On February 24th 2013, we walked into church. Addy of course was dancing in and waving to everyone. She went to her Sunday School class and we went to ours. After about 15 minutes, someone ran into the room to grab me and tell me Addy had fallen out of her chair. When we got to her, Addy started to go into a seizure. We had a PA that attended our church and several EMTs, one of which was her Godfather.
As Addy was transported to the E.R. by ambulance, she had 5 seizures on the way. Once we got to the E.R., they got her stabilized. Addy had done this several times; she would have several seizures then stabilize and we would be able to take her home after a period of waiting to make sure she did not have anymore. When we got to take Addy home that late afternoon, she was very tired and out of it due to all the meds, but we had seen all this before.
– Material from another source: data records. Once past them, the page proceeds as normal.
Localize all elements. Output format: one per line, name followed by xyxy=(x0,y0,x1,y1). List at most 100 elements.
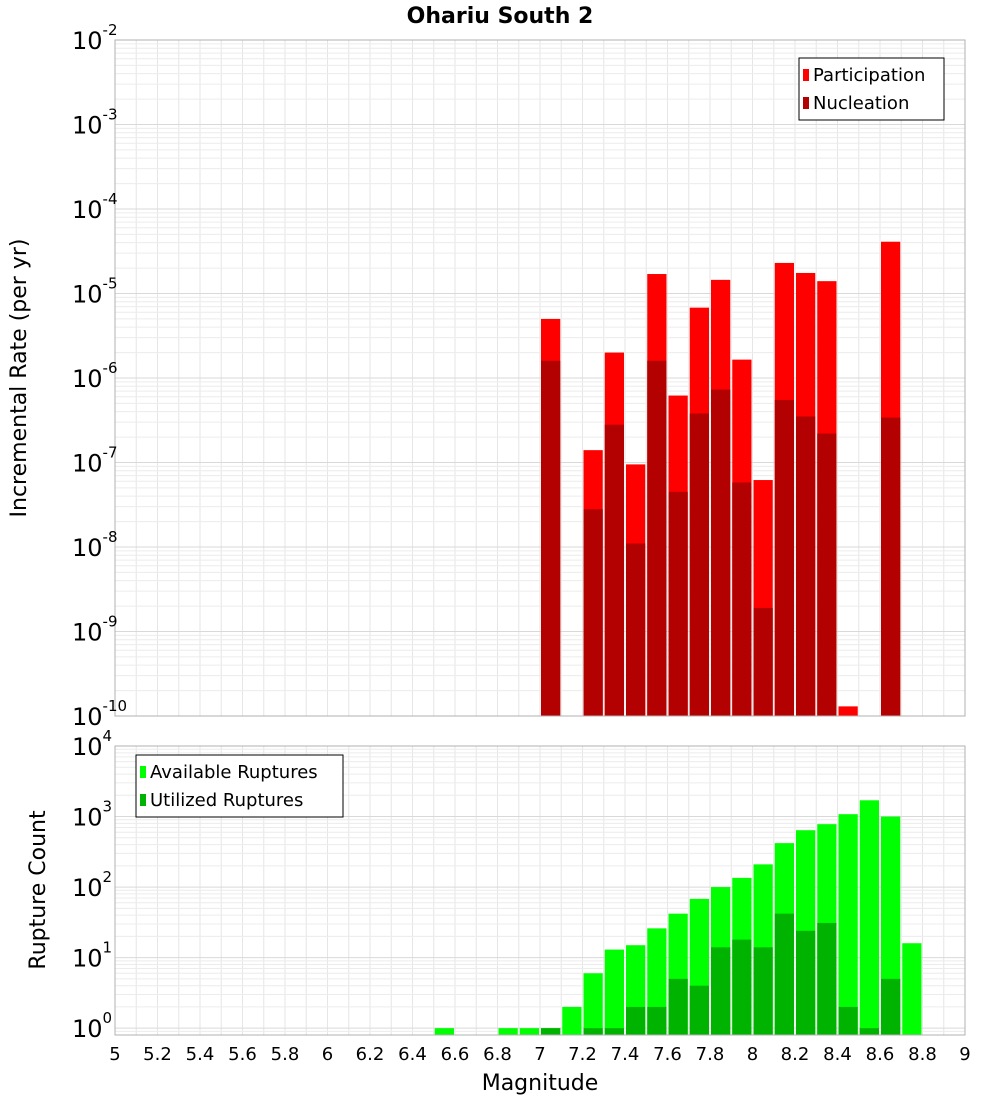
count-legend-box xyxy=(135,754,344,818)
x-tick-label: 7.2 xyxy=(568,1044,597,1065)
count-y-tick-label: 104 xyxy=(72,727,112,761)
count-bar-available-ruptures xyxy=(902,943,922,1035)
count-y-tick-label: 103 xyxy=(72,798,112,832)
x-tick-label: 8.8 xyxy=(908,1044,937,1065)
rate-bar-nucleation xyxy=(796,416,816,716)
x-tick-label: 7.6 xyxy=(653,1044,682,1065)
count-legend-label: Utilized Ruptures xyxy=(150,790,303,811)
count-y-tick-label: 100 xyxy=(72,1009,112,1043)
x-tick-label: 5.6 xyxy=(228,1044,257,1065)
y-axis-label-count: Rupture Count xyxy=(26,810,51,970)
count-bar-utilized-ruptures xyxy=(732,939,752,1035)
x-tick-label: 5.8 xyxy=(271,1044,300,1065)
rate-panel: 10-10 10-9 10-8 10-7 10-6 10-5 10-4 10-3 10-2 Par… xyxy=(72,21,966,731)
x-tick-label: 6.2 xyxy=(356,1044,385,1065)
rate-y-tick-label: 10-10 xyxy=(72,697,127,731)
count-legend: Available Ruptures Utilized Ruptures xyxy=(135,754,344,818)
rate-bar-nucleation xyxy=(541,360,561,716)
rate-y-tick-label: 10-4 xyxy=(72,190,118,224)
rate-bar-nucleation xyxy=(689,413,709,716)
x-tick-label: 8 xyxy=(747,1044,758,1065)
count-bar-utilized-ruptures xyxy=(689,985,709,1035)
count-bar-available-ruptures xyxy=(562,1006,582,1035)
rate-legend-label: Nucleation xyxy=(813,93,909,114)
rate-y-tick-label: 10-9 xyxy=(72,613,118,647)
count-bar-available-ruptures xyxy=(434,1028,454,1035)
count-bar-utilized-ruptures xyxy=(711,947,731,1035)
x-tick-label: 8.2 xyxy=(781,1044,810,1065)
x-tick-label: 7.8 xyxy=(696,1044,725,1065)
count-bar-available-ruptures xyxy=(498,1028,518,1035)
rate-bar-nucleation xyxy=(626,543,646,716)
count-bar-utilized-ruptures xyxy=(881,978,901,1035)
x-tick-label: 6.8 xyxy=(483,1044,512,1065)
rate-legend-box xyxy=(798,57,945,121)
rate-bar-nucleation xyxy=(604,424,624,716)
count-bar-utilized-ruptures xyxy=(817,922,837,1035)
count-bar-utilized-ruptures xyxy=(838,1006,858,1035)
count-bar-utilized-ruptures xyxy=(859,1028,879,1035)
x-tick-label: 6.6 xyxy=(441,1044,470,1065)
rate-grid xyxy=(114,39,966,717)
rate-bar-nucleation xyxy=(753,607,773,716)
count-bar-utilized-ruptures xyxy=(647,1006,667,1035)
count-bar-utilized-ruptures xyxy=(796,930,816,1035)
x-tick-label: 5 xyxy=(109,1044,120,1065)
count-bar-available-ruptures xyxy=(838,814,858,1035)
count-bar-utilized-ruptures xyxy=(753,947,773,1035)
count-legend-swatch xyxy=(140,766,146,778)
x-axis-label: Magnitude xyxy=(482,1071,599,1096)
x-tick-label: 5.4 xyxy=(186,1044,215,1065)
count-bar-utilized-ruptures xyxy=(604,1028,624,1035)
count-plot-frame xyxy=(114,745,966,1036)
rate-legend: Participation Nucleation xyxy=(798,57,945,121)
y-axis-label-rate: Incremental Rate (per yr) xyxy=(7,239,32,518)
count-bar-available-ruptures xyxy=(583,973,603,1035)
rate-bar-participation xyxy=(838,706,858,716)
x-tick-label: 6 xyxy=(322,1044,333,1065)
count-bar-utilized-ruptures xyxy=(626,1006,646,1035)
count-legend-label: Available Ruptures xyxy=(150,762,318,783)
rate-series-1 xyxy=(541,360,901,716)
x-tick-label: 7.4 xyxy=(611,1044,640,1065)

After being home for 45 minutes, Addy went into another seizure. It was quite severe and she had bitten her tongue as first responders arrived then EMTs. I was allowed to ride in the ambulance but had to sit in the front and before we got out of the driveway, CPR was started. I prayed and begged God to help my baby as CPR was continued all the way to the ER. When she arrived at the ER, she was whisked away and I was asked to sit in a tiny room with my sister and mother in-law.
After what felt like an eternity, the nurse who had Addy earlier that day came to get me and she had tears rolling down her face. I began to yell and scream. I knew then that my precious girl was gone. When we got to the room, they were still doing CPR. It had been 45 minutes by now. I begged God with all my might not to take her and to please let her stay, but Addy passed away that night.
The greatest joy in life is holding your baby for the first time and the greatest pain in life is having to tell your child goodbye. My husband arrived and we held our precious girl for what seemed like an eternity. We then had to go home and tell our 3 other small children that there sister had gotten her angel wings that night.
We chose not go on the Make A Wish trip to Disney World as we did not want to take the opportunity away from another family. We will be going in August on Addy’s birthday to do a celebration of life.
My mother and I came up with a way to help Addy’s Legacy live on. She had such a giving heart and wanted so much to give to others. Every time we present a child with a box through Addy’s Giving Heart, we are honoring Addy’s true wish.